How television became a tool of power

L'un des sujets du film, c'est en tout cas les nouvelles formes que prend la censure dans les grands médias et notamment à la télévision et ça, c'est quelque chose qui m'intéressait depuis longtemps. Ce sont des thèmes aussi qu'avait abordés Pierre Bourdieu, le sociologue, ou des journalistes critiques comme Serge Halimi, ou en Amérique du nord Noam Chomsky, le linguiste, et en France, en tout cas en matière de films ou de documentaires ou de reportages, rarement ou jamais on n'avait abordé ces questions-là. Et, ça me semblait important que le public puisse en prendre connaissance par le biais d'un film. Il y a des nouvelles formes de censure qui se mettent en place dans les grands médias qui consistent à inviter des intellectuels dissidents mais en ne leur donnant pas la possibilité de développer correctement leurs analyses et je voulais que dans un film on puisse discuter ces questions-là.

One of the subjects of the film in any case, the new forms that censure takes in the major forms of media and notably on television, and that is something which has been of interest to me for a long time. These are also themes which have concerned Pierre Bourdien, the sociologist and commentators on contemporary affairs such as Serge Halini, or in North America Noam Chomsky the linguist, and in France, in any case film subjects or documentaries or media reports have rarely or never addressed these questions. And it seemed important to me that the audience be able to recognise bias in a film. There are new forms of censure which have been created in the major forms of media which consist of inviting dissident thinkers but not giving them the chance to really develop their analyses and I wanted in the film to discuss these questions.

Le metteur en scène Pierre Carles parle de son dernier film Enfin Pris. Intelligent et provocateur, ce film pose des questions profondes sur la télévision aujourd'hui. Pourquoi est-ce qu'on a toujours ce sentiment de complicité entre les journalistes de la télévision et les idées reçues? Est-ce que leur rigueur autoproclamée pour les détails ne sert pas à masquer les vrais mécanismes de pouvoir, selon lesquels les idées qui menacent ne peuvent pas trouver leur place dans des espaces restreints ni dans des débats animés par des présentateurs qui transmettent les préjugés inhérents à leur propre position dans la société. L'explication des idées nouvelles est plus complexe qu'un appel au consensus établi.
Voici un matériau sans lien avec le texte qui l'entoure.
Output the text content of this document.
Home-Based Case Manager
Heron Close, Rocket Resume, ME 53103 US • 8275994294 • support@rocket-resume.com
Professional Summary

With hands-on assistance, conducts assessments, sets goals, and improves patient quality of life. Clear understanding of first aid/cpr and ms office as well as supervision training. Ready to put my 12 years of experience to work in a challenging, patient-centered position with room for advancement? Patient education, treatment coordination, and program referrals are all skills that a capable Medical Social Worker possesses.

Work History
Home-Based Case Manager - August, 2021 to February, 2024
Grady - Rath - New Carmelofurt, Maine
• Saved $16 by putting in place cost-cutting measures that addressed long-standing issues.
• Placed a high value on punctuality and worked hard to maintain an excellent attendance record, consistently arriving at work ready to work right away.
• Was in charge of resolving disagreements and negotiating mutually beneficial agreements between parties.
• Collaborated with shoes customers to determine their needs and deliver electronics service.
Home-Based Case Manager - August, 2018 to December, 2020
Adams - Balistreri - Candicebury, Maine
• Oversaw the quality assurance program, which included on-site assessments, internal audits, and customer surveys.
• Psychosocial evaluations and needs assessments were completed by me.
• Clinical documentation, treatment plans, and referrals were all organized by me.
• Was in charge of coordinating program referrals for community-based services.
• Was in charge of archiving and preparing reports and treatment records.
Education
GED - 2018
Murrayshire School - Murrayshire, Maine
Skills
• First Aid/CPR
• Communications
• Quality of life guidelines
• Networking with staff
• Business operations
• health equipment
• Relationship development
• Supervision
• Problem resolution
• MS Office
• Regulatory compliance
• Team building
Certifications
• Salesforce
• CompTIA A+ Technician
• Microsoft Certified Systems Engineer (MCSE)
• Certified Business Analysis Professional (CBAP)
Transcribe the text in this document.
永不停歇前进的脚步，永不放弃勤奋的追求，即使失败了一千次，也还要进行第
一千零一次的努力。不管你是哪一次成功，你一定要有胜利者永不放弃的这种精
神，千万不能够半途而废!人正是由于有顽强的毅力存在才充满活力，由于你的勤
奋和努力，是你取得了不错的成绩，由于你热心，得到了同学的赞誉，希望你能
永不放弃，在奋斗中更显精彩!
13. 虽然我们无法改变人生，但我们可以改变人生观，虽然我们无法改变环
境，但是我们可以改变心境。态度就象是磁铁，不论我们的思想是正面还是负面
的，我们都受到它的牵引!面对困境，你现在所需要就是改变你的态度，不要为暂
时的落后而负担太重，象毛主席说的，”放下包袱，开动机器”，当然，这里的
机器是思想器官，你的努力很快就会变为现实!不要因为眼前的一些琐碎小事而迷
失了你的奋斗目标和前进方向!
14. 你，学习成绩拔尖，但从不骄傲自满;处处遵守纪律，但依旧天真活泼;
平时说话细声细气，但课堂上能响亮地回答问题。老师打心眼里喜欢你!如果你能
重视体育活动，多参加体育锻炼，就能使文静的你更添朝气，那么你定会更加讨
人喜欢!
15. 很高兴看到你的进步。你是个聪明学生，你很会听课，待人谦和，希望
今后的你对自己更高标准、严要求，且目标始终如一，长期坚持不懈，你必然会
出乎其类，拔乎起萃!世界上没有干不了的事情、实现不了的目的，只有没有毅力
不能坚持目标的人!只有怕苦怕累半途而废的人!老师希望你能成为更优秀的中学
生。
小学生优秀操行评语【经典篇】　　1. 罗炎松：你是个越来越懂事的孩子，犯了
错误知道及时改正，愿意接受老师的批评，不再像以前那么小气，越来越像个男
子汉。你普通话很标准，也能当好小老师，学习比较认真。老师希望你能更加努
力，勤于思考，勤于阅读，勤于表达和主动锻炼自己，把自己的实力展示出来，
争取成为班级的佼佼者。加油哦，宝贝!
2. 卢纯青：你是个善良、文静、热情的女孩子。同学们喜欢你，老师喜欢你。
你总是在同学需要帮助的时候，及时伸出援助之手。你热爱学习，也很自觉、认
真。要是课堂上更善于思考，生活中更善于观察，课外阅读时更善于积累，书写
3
The film director Pierre Carles talks about his last film 'Enfin Pris!'. Clever and provocative, this film asks profound questions about television today. Why do we always have this feeling of complicity between television journalists and the ideas received? Does their self appointed objectivity for the facts not serve to hide the true mechanisms of power? Addressing those ideas, which pose a threat, which cannot find a place in restricted media space, nor in debates chaired by presenters who transmit their own prejudices derived from their own position in society. The explanation of new ideas is more complex than an appeal to the established consensus.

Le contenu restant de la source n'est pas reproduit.